Beware Human Sinfulness

The President Bush’s proposed immigration bill recently failed to pass the Senate. Many Senators, including Bush’s fellow Republicans, opposed the bill because they felt that there were too many loopholes that might be exploited. I feel sorry for those illegal immigrants, including some of our church members, who pinned their hopes for legal status on the passage of this bill.

If the Senators’ primary reason for opposing this bill was too many possible loopholes, I think they made a mistake. Every bill has room for exploitation. No matter how airtight lawmakers try to make a bill, people will always find loopholes to abuse, because human nature is evil.

When you make laws, you have to make them with a realistic understanding of sinful human nature.
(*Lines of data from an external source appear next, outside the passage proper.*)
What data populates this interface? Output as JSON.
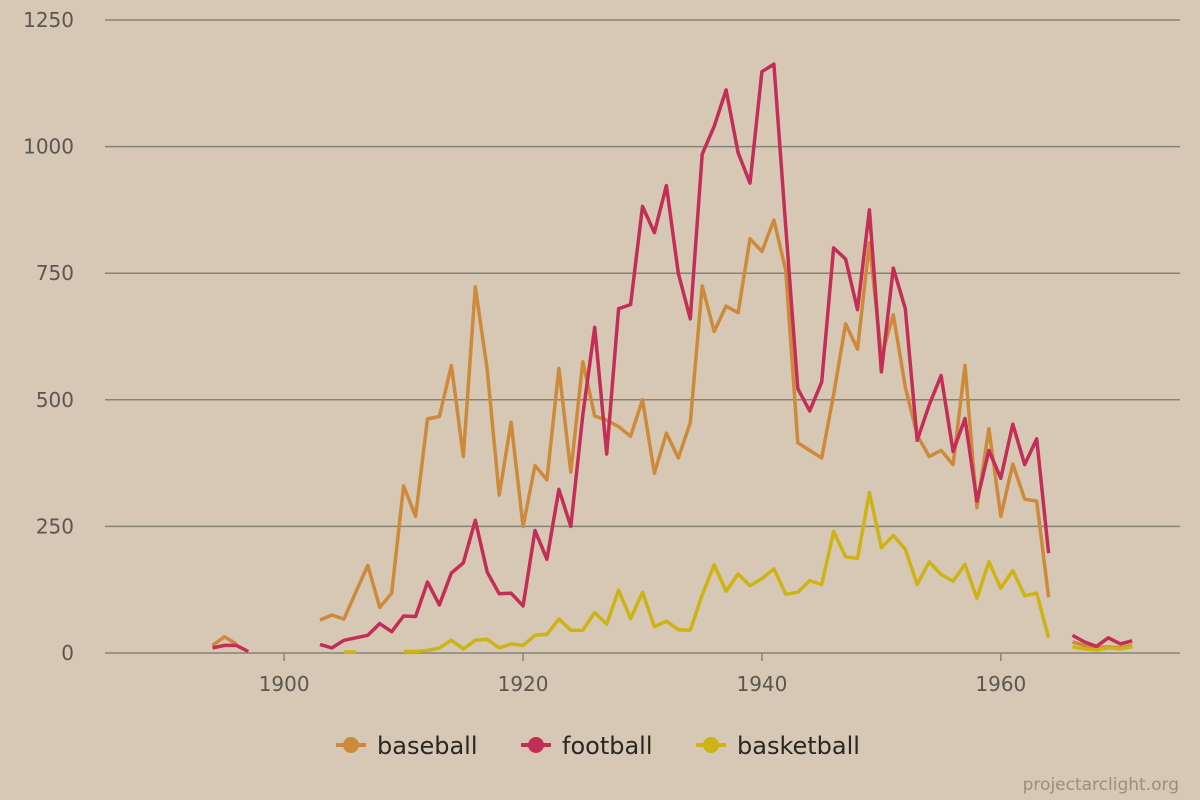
{
  "chart_data": {
    "type": "line",
    "title": "",
    "xlabel": "",
    "ylabel": "",
    "xlim": [
      1885,
      1975
    ],
    "ylim": [
      0,
      1250
    ],
    "xticks": [
      "1900",
      "1920",
      "1940",
      "1960"
    ],
    "yticks": [
      "0",
      "250",
      "500",
      "750",
      "1000",
      "1250"
    ],
    "grid": "horizontal",
    "legend_position": "bottom-center",
    "watermark": "projectarclight.org",
    "series": [
      {
        "name": "baseball",
        "color": "#cd8a3a",
        "segments": [
          {
            "x": [
              1894,
              1895,
              1896
            ],
            "y": [
              15,
              32,
              18
            ]
          },
          {
            "x": [
              1903,
              1904,
              1905,
              1906,
              1907,
              1908,
              1909,
              1910,
              1911,
              1912,
              1913,
              1914,
              1915,
              1916,
              1917,
              1918,
              1919,
              1920,
              1921,
              1922,
              1923,
              1924,
              1925,
              1926,
              1927,
              1928,
              1929,
              1930,
              1931,
              1932,
              1933,
              1934,
              1935,
              1936,
              1937,
              1938,
              1939,
              1940,
              1941,
              1942,
              1943,
              1944,
              1945,
              1946,
              1947,
              1948,
              1949,
              1950,
              1951,
              1952,
              1953,
              1954,
              1955,
              1956,
              1957,
              1958,
              1959,
              1960,
              1961,
              1962,
              1963,
              1964
            ],
            "y": [
              65,
              75,
              67,
              120,
              173,
              90,
              118,
              330,
              270,
              462,
              467,
              568,
              388,
              723,
              560,
              312,
              456,
              250,
              370,
              342,
              562,
              357,
              575,
              468,
              460,
              447,
              428,
              500,
              355,
              434,
              385,
              455,
              725,
              635,
              685,
              672,
              818,
              793,
              855,
              755,
              415,
              400,
              385,
              510,
              650,
              600,
              810,
              585,
              668,
              525,
              430,
              388,
              400,
              372,
              568,
              287,
              443,
              270,
              373,
              304,
              300,
              110
            ]
          },
          {
            "x": [
              1966,
              1967,
              1968,
              1969,
              1970,
              1971
            ],
            "y": [
              22,
              15,
              10,
              12,
              10,
              15
            ]
          }
        ]
      },
      {
        "name": "football",
        "color": "#c22e55",
        "segments": [
          {
            "x": [
              1894,
              1895,
              1896,
              1897
            ],
            "y": [
              10,
              15,
              15,
              3
            ]
          },
          {
            "x": [
              1903,
              1904,
              1905,
              1906,
              1907,
              1908,
              1909,
              1910,
              1911,
              1912,
              1913,
              1914,
              1915,
              1916,
              1917,
              1918,
              1919,
              1920,
              1921,
              1922,
              1923,
              1924,
              1925,
              1926,
              1927,
              1928,
              1929,
              1930,
              1931,
              1932,
              1933,
              1934,
              1935,
              1936,
              1937,
              1938,
              1939,
              1940,
              1941,
              1942,
              1943,
              1944,
              1945,
              1946,
              1947,
              1948,
              1949,
              1950,
              1951,
              1952,
              1953,
              1954,
              1955,
              1956,
              1957,
              1958,
              1959,
              1960,
              1961,
              1962,
              1963,
              1964
            ],
            "y": [
              17,
              10,
              25,
              30,
              35,
              58,
              42,
              73,
              72,
              140,
              95,
              158,
              178,
              262,
              160,
              117,
              118,
              93,
              242,
              185,
              323,
              250,
              470,
              643,
              393,
              680,
              688,
              882,
              830,
              923,
              750,
              660,
              985,
              1040,
              1112,
              988,
              928,
              1148,
              1163,
              840,
              522,
              478,
              535,
              800,
              778,
              678,
              875,
              555,
              760,
              680,
              420,
              490,
              548,
              398,
              463,
              300,
              400,
              345,
              452,
              372,
              423,
              197
            ]
          },
          {
            "x": [
              1966,
              1967,
              1968,
              1969,
              1970,
              1971
            ],
            "y": [
              35,
              22,
              13,
              30,
              18,
              24
            ]
          }
        ]
      },
      {
        "name": "basketball",
        "color": "#cdb314",
        "segments": [
          {
            "x": [
              1905,
              1906
            ],
            "y": [
              2,
              2
            ]
          },
          {
            "x": [
              1910,
              1911,
              1912,
              1913,
              1914,
              1915,
              1916,
              1917,
              1918,
              1919,
              1920,
              1921,
              1922,
              1923,
              1924,
              1925,
              1926,
              1927,
              1928,
              1929,
              1930,
              1931,
              1932,
              1933,
              1934,
              1935,
              1936,
              1937,
              1938,
              1939,
              1940,
              1941,
              1942,
              1943,
              1944,
              1945,
              1946,
              1947,
              1948,
              1949,
              1950,
              1951,
              1952,
              1953,
              1954,
              1955,
              1956,
              1957,
              1958,
              1959,
              1960,
              1961,
              1962,
              1963,
              1964
            ],
            "y": [
              3,
              3,
              5,
              10,
              25,
              8,
              25,
              27,
              10,
              18,
              15,
              35,
              37,
              67,
              45,
              45,
              80,
              57,
              124,
              68,
              120,
              52,
              63,
              46,
              45,
              115,
              174,
              122,
              156,
              133,
              147,
              166,
              116,
              120,
              143,
              135,
              240,
              190,
              187,
              317,
              208,
              232,
              205,
              135,
              180,
              155,
              142,
              175,
              108,
              180,
              128,
              163,
              113,
              118,
              30
            ]
          },
          {
            "x": [
              1966,
              1967,
              1968,
              1969,
              1970,
              1971
            ],
            "y": [
              12,
              8,
              6,
              10,
              8,
              12
            ]
          }
        ]
      }
    ]
  }
}
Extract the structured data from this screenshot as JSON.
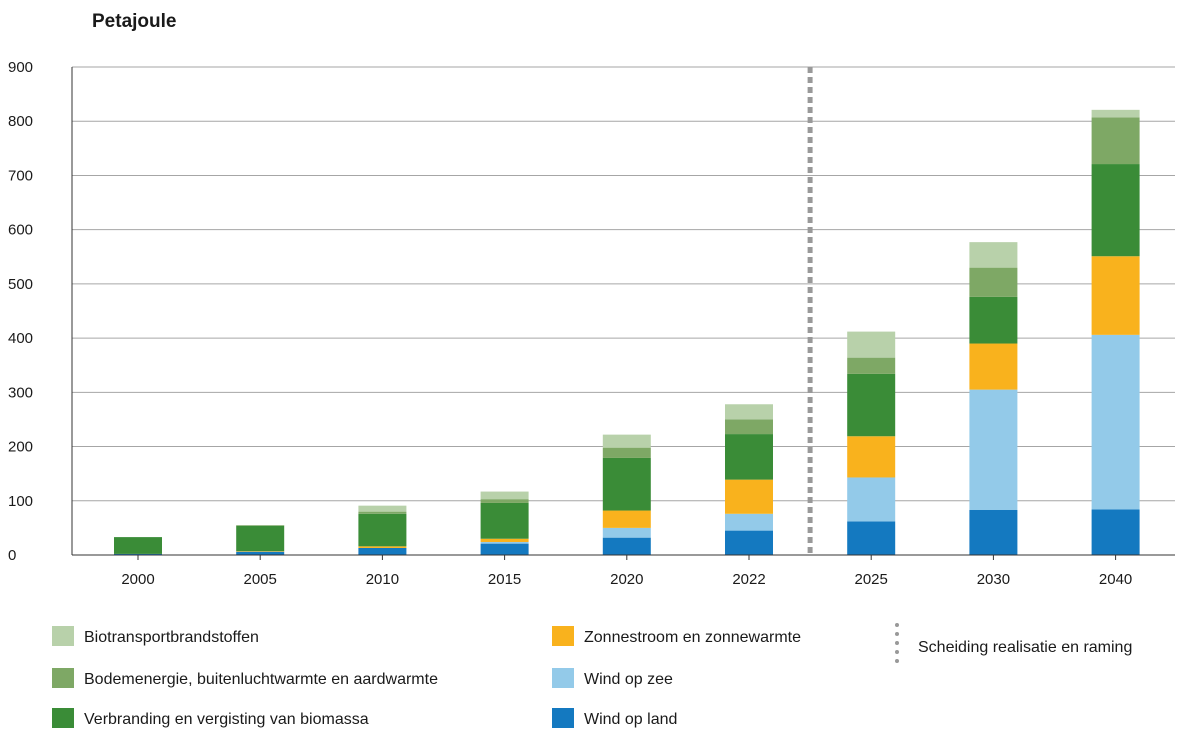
{
  "chart_data": {
    "type": "bar",
    "stacked": true,
    "title": "",
    "unit_label": "Petajoule",
    "xlabel": "",
    "ylabel": "",
    "ylim": [
      0,
      900
    ],
    "yticks": [
      0,
      100,
      200,
      300,
      400,
      500,
      600,
      700,
      800,
      900
    ],
    "grid": true,
    "categories": [
      "2000",
      "2005",
      "2010",
      "2015",
      "2020",
      "2022",
      "2025",
      "2030",
      "2040"
    ],
    "series": [
      {
        "name": "Wind op land",
        "color": "#1479c0",
        "values": [
          2,
          6,
          13,
          21,
          32,
          45,
          62,
          83,
          84
        ]
      },
      {
        "name": "Wind op zee",
        "color": "#93cae9",
        "values": [
          0,
          0,
          0,
          3,
          18,
          31,
          81,
          222,
          322
        ]
      },
      {
        "name": "Zonnestroom en zonnewarmte",
        "color": "#f9b21d",
        "values": [
          0,
          1,
          3,
          6,
          32,
          63,
          76,
          85,
          145
        ]
      },
      {
        "name": "Verbranding en vergisting van biomassa",
        "color": "#3a8c37",
        "values": [
          31,
          47,
          60,
          66,
          97,
          84,
          115,
          86,
          170
        ]
      },
      {
        "name": "Bodemenergie, buitenluchtwarmte en aardwarmte",
        "color": "#7ea865",
        "values": [
          0,
          1,
          4,
          7,
          19,
          27,
          30,
          54,
          86
        ]
      },
      {
        "name": "Biotransportbrandstoffen",
        "color": "#b8d1aa",
        "values": [
          0,
          0,
          11,
          14,
          24,
          28,
          48,
          47,
          14
        ]
      }
    ],
    "divider": {
      "label": "Scheiding realisatie en raming",
      "between": [
        "2022",
        "2025"
      ],
      "color": "#999999"
    },
    "legend_position": "bottom"
  }
}
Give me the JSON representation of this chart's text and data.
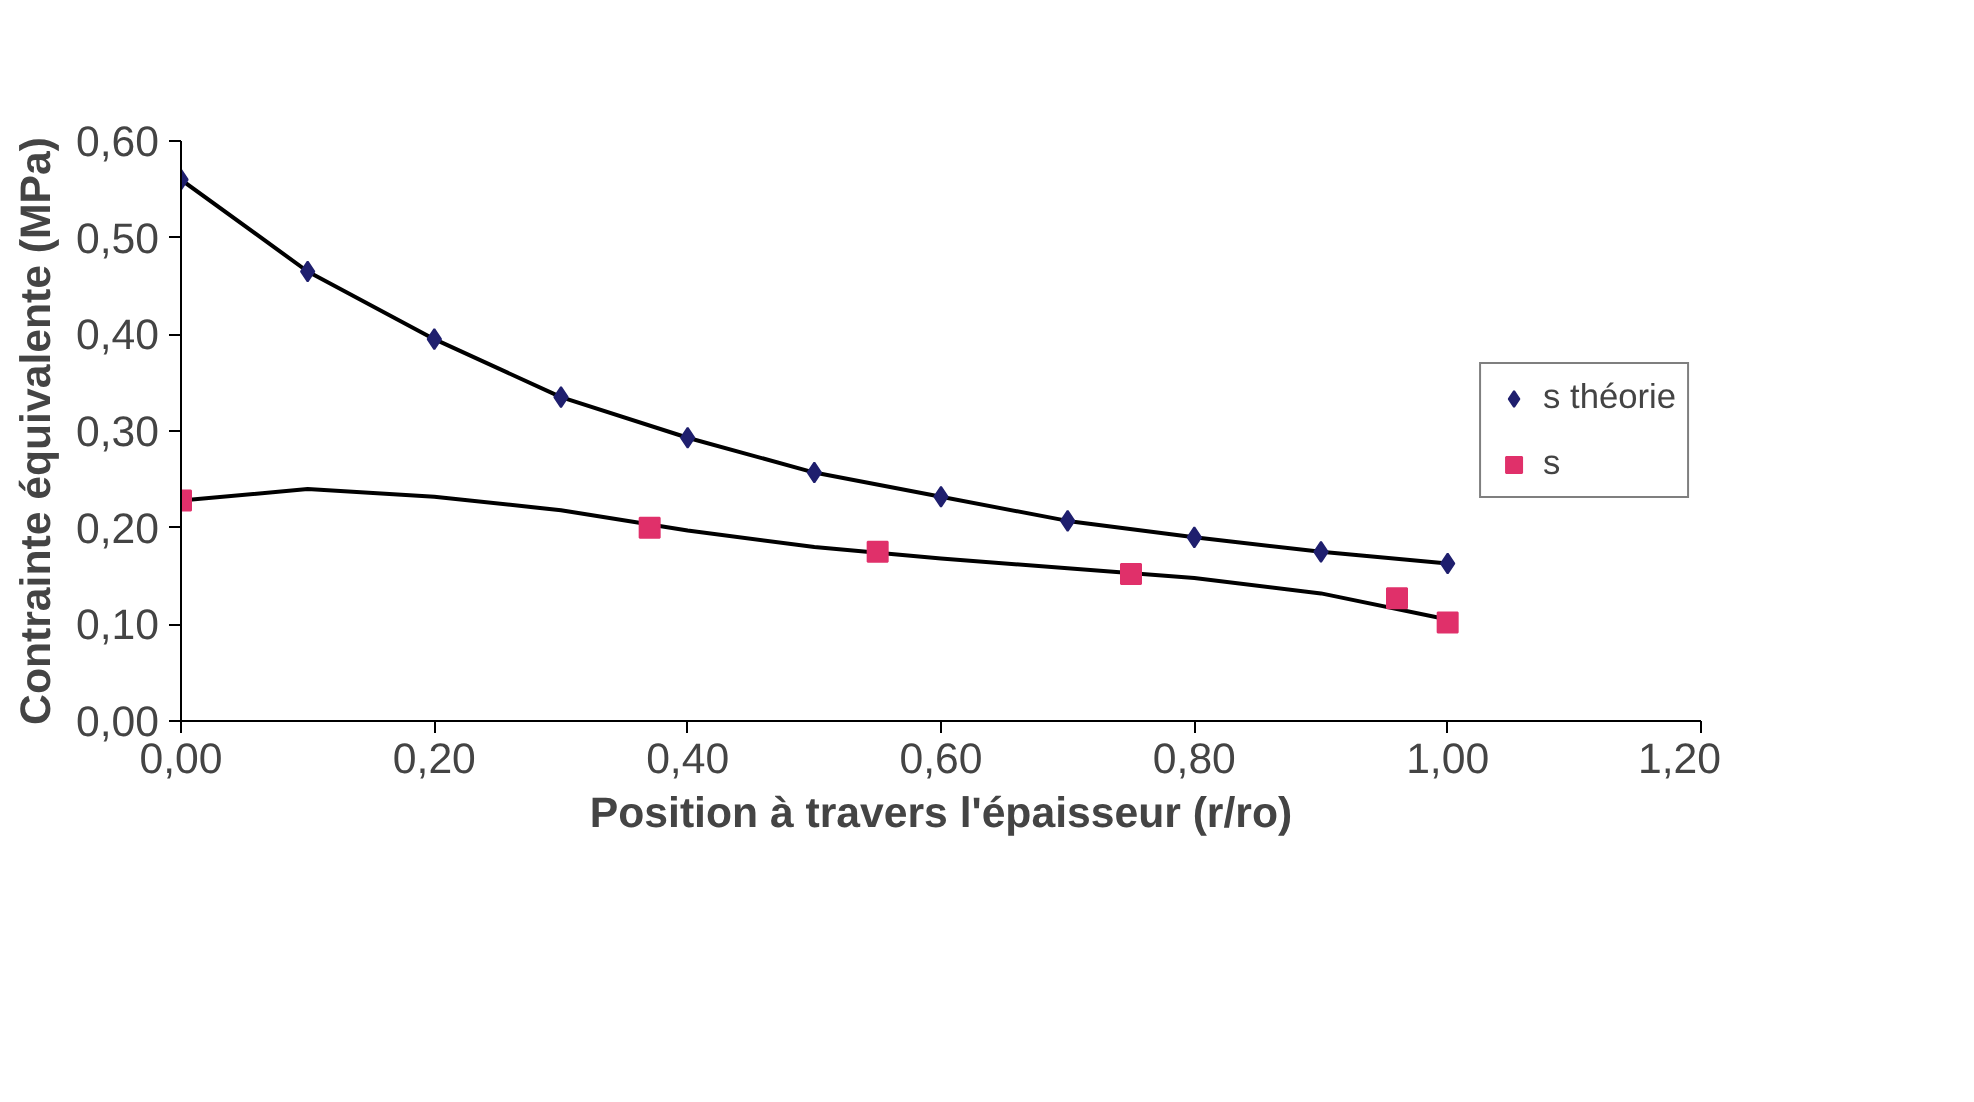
{
  "chart_data": {
    "type": "scatter",
    "xlabel": "Position à travers l'épaisseur (r/ro)",
    "ylabel": "Contrainte équivalente (MPa)",
    "xlim": [
      0,
      1.2
    ],
    "xticks": [
      {
        "value": 0,
        "label": "0,00"
      },
      {
        "value": 0.2,
        "label": "0,20"
      },
      {
        "value": 0.4,
        "label": "0,40"
      },
      {
        "value": 0.6,
        "label": "0,60"
      },
      {
        "value": 0.8,
        "label": "0,80"
      },
      {
        "value": 1.0,
        "label": "1,00"
      },
      {
        "value": 1.2,
        "label": "1,20"
      }
    ],
    "ylim": [
      0,
      0.6
    ],
    "yticks": [
      {
        "value": 0,
        "label": "0,00"
      },
      {
        "value": 0.1,
        "label": "0,10"
      },
      {
        "value": 0.2,
        "label": "0,20"
      },
      {
        "value": 0.3,
        "label": "0,30"
      },
      {
        "value": 0.4,
        "label": "0,40"
      },
      {
        "value": 0.5,
        "label": "0,50"
      },
      {
        "value": 0.6,
        "label": "0,60"
      }
    ],
    "grid": false,
    "legend": "right",
    "series": [
      {
        "type": "line",
        "color": "#000000",
        "marker": "none",
        "x": [
          0,
          0.1,
          0.2,
          0.3,
          0.4,
          0.5,
          0.6,
          0.7,
          0.8,
          0.9,
          1.0
        ],
        "values": [
          0.56,
          0.465,
          0.395,
          0.335,
          0.293,
          0.257,
          0.232,
          0.207,
          0.19,
          0.175,
          0.163
        ]
      },
      {
        "type": "line",
        "color": "#000000",
        "marker": "none",
        "x": [
          0,
          0.1,
          0.2,
          0.3,
          0.4,
          0.5,
          0.6,
          0.7,
          0.8,
          0.9,
          1.0
        ],
        "values": [
          0.228,
          0.24,
          0.232,
          0.218,
          0.197,
          0.18,
          0.168,
          0.158,
          0.148,
          0.132,
          0.105
        ]
      },
      {
        "name": "s théorie",
        "color": "#1f1f6e",
        "marker": "diamond",
        "x": [
          0,
          0.1,
          0.2,
          0.3,
          0.4,
          0.5,
          0.6,
          0.7,
          0.8,
          0.9,
          1.0
        ],
        "values": [
          0.56,
          0.465,
          0.395,
          0.335,
          0.293,
          0.257,
          0.232,
          0.207,
          0.19,
          0.175,
          0.163
        ]
      },
      {
        "name": "s",
        "color": "#e0306a",
        "marker": "square",
        "x": [
          0,
          0.37,
          0.55,
          0.75,
          0.96,
          1.0
        ],
        "values": [
          0.228,
          0.2,
          0.175,
          0.152,
          0.127,
          0.102
        ]
      }
    ]
  }
}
Otherwise, disaster ensues. A good example is Communism. Communists dreamed of a utopian society where everybody is equal. To realize this dream, they overthrew governments and made new laws and regulations. The result was a disaster; it only created new dictatorships and new elites in a different form. Their theories failed in reality because they failed to account for the fact that human nature is sinful and that human beings are fundamentally selfish.

This is why Capitalistic Democracy is superior – it recognizes human sinfulness and selfishness. The Democratic system encourages selfishness to increase productivity but attempts to limit it so that people don’t overstep their boundaries and infringe on other’s rights.

The checks and balances in the U.S. system of Democracy is based on a recognition of man’s sinfulness. The people who wrote the Constitution recognized the hunger for power in human nature and came up with a system where no one could hold all political power.

We Christians must also acknowledge human sinfulness. Of course, we are new creatures in Christ. We live according to this new nature as long as we are led by the Spirit. When we are not led by the Spirit, however, the old nature controls us. When we work with other Christians, we must prepare for times when they – and we – are not controlled by the Spirit. So when two Christians agree to work as business partners I always encourage them to write a formal contract because I see too many cases where good Christians become entirely different people when money is involved.

This is why I do not trust self-righteous people. They are so sure about being right that they neglect depending on the Holy Spirit. As a result, they often destroy themselves and the people around them. For the same reason, I also avoid working with people who are known for being “good”. I trust people who are aware of their sinfulness, because their awareness makes them depend on the Holy Spirit to do good work, thus making them less likely to fall.